La secuencia quedó instalada entre los momentos clásicos de la franquicia y permitió que millones de espectadores que nunca habían visto The Rocky Horror Picture Show conocieran el particular talento de Curry.

Una carrera mucho más grande que sus personajes más famosos

La filmografía del actor británico se extendió ampliamente más allá de esos títulos.

Participó en películas como Annie, Clue y Charlie’s Angels, además de desarrollar una extensa trayectoria en televisión y como actor de voz.

Su versatilidad también tuvo un fuerte reconocimiento sobre los escenarios.

Curry recibió tres nominaciones a los premios Tony por sus actuaciones en Amadeus, My Favorite Year y Spamalot, confirmando que su talento no estaba limitado a la pantalla.

También obtuvo una nominación al Emmy en 1994, dentro de una carrera caracterizada por su capacidad para moverse entre diferentes géneros y formatos.

Su voz, particularmente reconocible, abrió además otra etapa profesional en animaciones, producciones infantiles, videojuegos y proyectos televisivos.

El derrame cerebral que cambió su vida

En 2012, la trayectoria pública de Curry experimentó un cambio profundo después de sufrir un accidente cerebrovascular.

Las secuelas afectaron su movilidad y el actor comenzó a utilizar una silla de ruedas.

Aunque sus apariciones se hicieron menos frecuentes, Curry continuó vinculado a la industria y participó en determinados proyectos, eventos y encuentros con seguidores.

Su presencia pública durante aquellos años también permitió observar una faceta diferente del intérprete que durante décadas había sido reconocido por personajes explosivos y extravagantes.

Curry permaneció como una figura especialmente querida dentro de las comunidades de seguidores de Rocky Horror, el cine de terror y las producciones que marcaron las décadas de 1980 y 1990.

Hollywood pierde a un actor irrepetible

La muerte de Tim Curry representa la despedida de un intérprete difícil de encasillar.

Podía convertirse en un científico extravagante vestido para desafiar todas las convenciones, transformarse en uno de los payasos más aterradores de la televisión o provocar carcajadas interpretando a un empleado de hotel obsesionado con descubrir el secreto de un niño que recorría solo Nueva York.

Su carrera estuvo construida precisamente sobre esa capacidad de transformación.

Tim Curry nunca necesitó ser siempre el protagonista para apoderarse de una película.

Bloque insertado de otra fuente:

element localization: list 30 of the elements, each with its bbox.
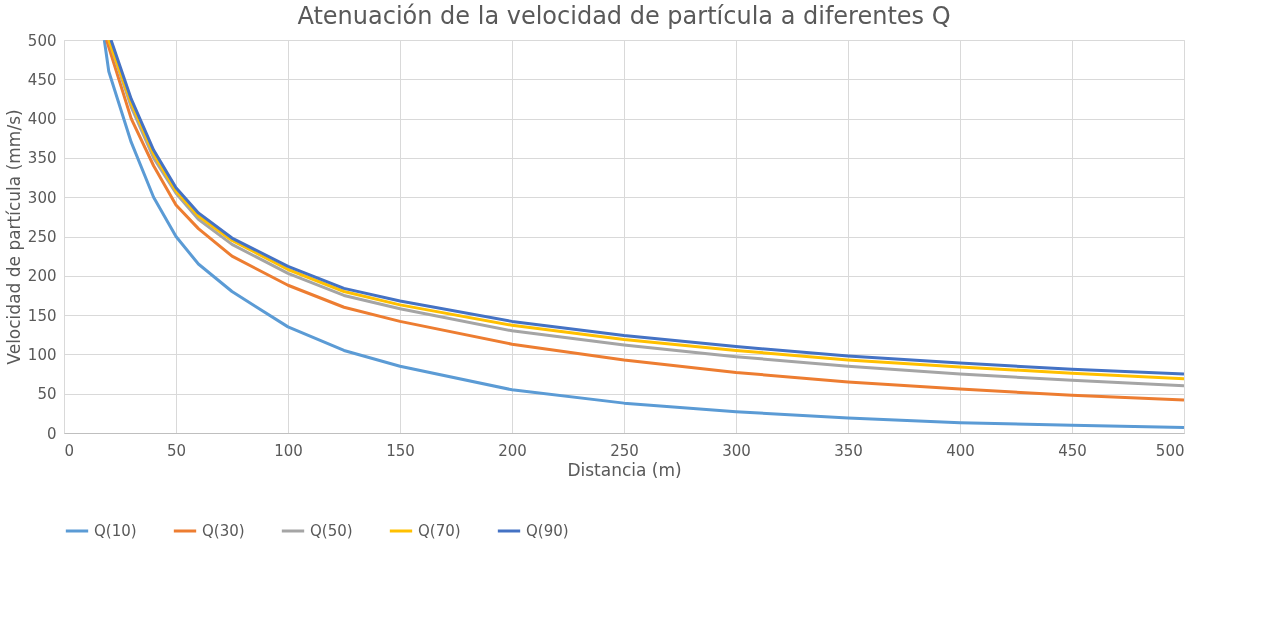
legend-label: Q(90) xyxy=(526,522,569,540)
y-tick-label: 300 xyxy=(27,188,57,207)
y-tick-label: 250 xyxy=(27,228,57,246)
chart-title: Atenuación de la velocidad de partícula a diferentes Q xyxy=(297,2,951,30)
x-tick-label: 300 xyxy=(722,441,751,460)
y-tick-label: 200 xyxy=(27,267,57,286)
y-tick-label: 150 xyxy=(27,306,57,325)
y-tick-label: 0 xyxy=(46,424,57,443)
y-tick-label: 50 xyxy=(37,385,57,404)
legend-label: Q(30) xyxy=(202,522,245,540)
y-tick-label: 100 xyxy=(27,345,57,364)
x-tick-label: 450 xyxy=(1058,441,1087,460)
x-tick-label: 0 xyxy=(64,441,75,460)
x-tick-label: 350 xyxy=(834,441,863,460)
legend-label: Q(50) xyxy=(310,522,353,540)
y-tick-label: 350 xyxy=(27,149,57,168)
x-axis-title: Distancia (m) xyxy=(567,459,682,480)
y-tick-label: 500 xyxy=(27,31,57,50)
x-tick-label: 50 xyxy=(166,441,187,460)
legend-label: Q(70) xyxy=(418,522,461,540)
legend-label: Q(10) xyxy=(94,522,137,540)
y-tick-label: 450 xyxy=(27,70,57,89)
y-tick-label: 400 xyxy=(27,110,57,129)
x-tick-label: 400 xyxy=(946,441,975,460)
x-tick-label: 200 xyxy=(498,441,527,460)
x-tick-label: 250 xyxy=(610,441,639,460)
y-axis-title: Velocidad de partícula (mm/s) xyxy=(3,109,24,365)
x-tick-label: 150 xyxy=(386,441,415,460)
x-tick-label: 500 xyxy=(1155,441,1185,460)
x-tick-label: 100 xyxy=(274,441,303,460)
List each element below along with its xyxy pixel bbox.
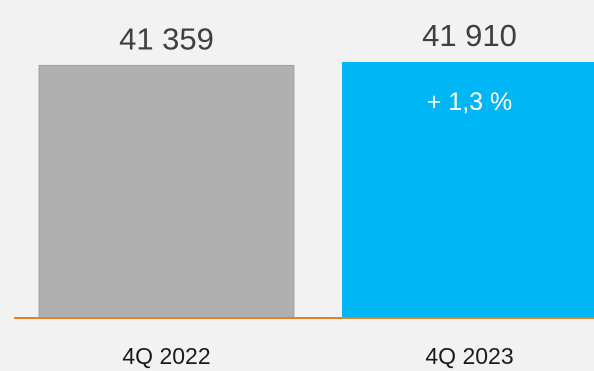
bars-group xyxy=(38,62,594,319)
bar-4q-2023 xyxy=(342,62,594,318)
category-label-4q-2023: 4Q 2023 xyxy=(425,343,513,369)
value-label-4q-2023: 41 910 xyxy=(422,18,517,53)
bar-4q-2022 xyxy=(38,64,295,319)
value-label-4q-2022: 41 359 xyxy=(119,21,214,56)
change-annotation: + 1,3 % xyxy=(427,88,512,116)
category-label-4q-2022: 4Q 2022 xyxy=(122,343,210,369)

En numerosos casos bastaban unos minutos frente a la cámara, una expresión facial o una particular entonación para convertir a sus personajes en algunos de los más recordados de cada producción.

Más de medio siglo después del estreno cinematográfico de The Rocky Horror Picture Show, su Dr. Frank-N-Furter continúa formando parte de la cultura popular. Su Pennywise permanece entre las interpretaciones clásicas del personaje creado por Stephen King y su señor Hector sigue reapareciendo cada Navidad en las pantallas de millones de hogares.

Tim Curry tenía 80 años.

Se apaga la voz de uno de los grandes maestros de la extravagancia cinematográfica, pero permanecen los personajes con los que consiguió algo reservado para pocos actores: ser reconocido por generaciones completamente distintas y por historias que, décadas después de su estreno, todavía se siguen viendo.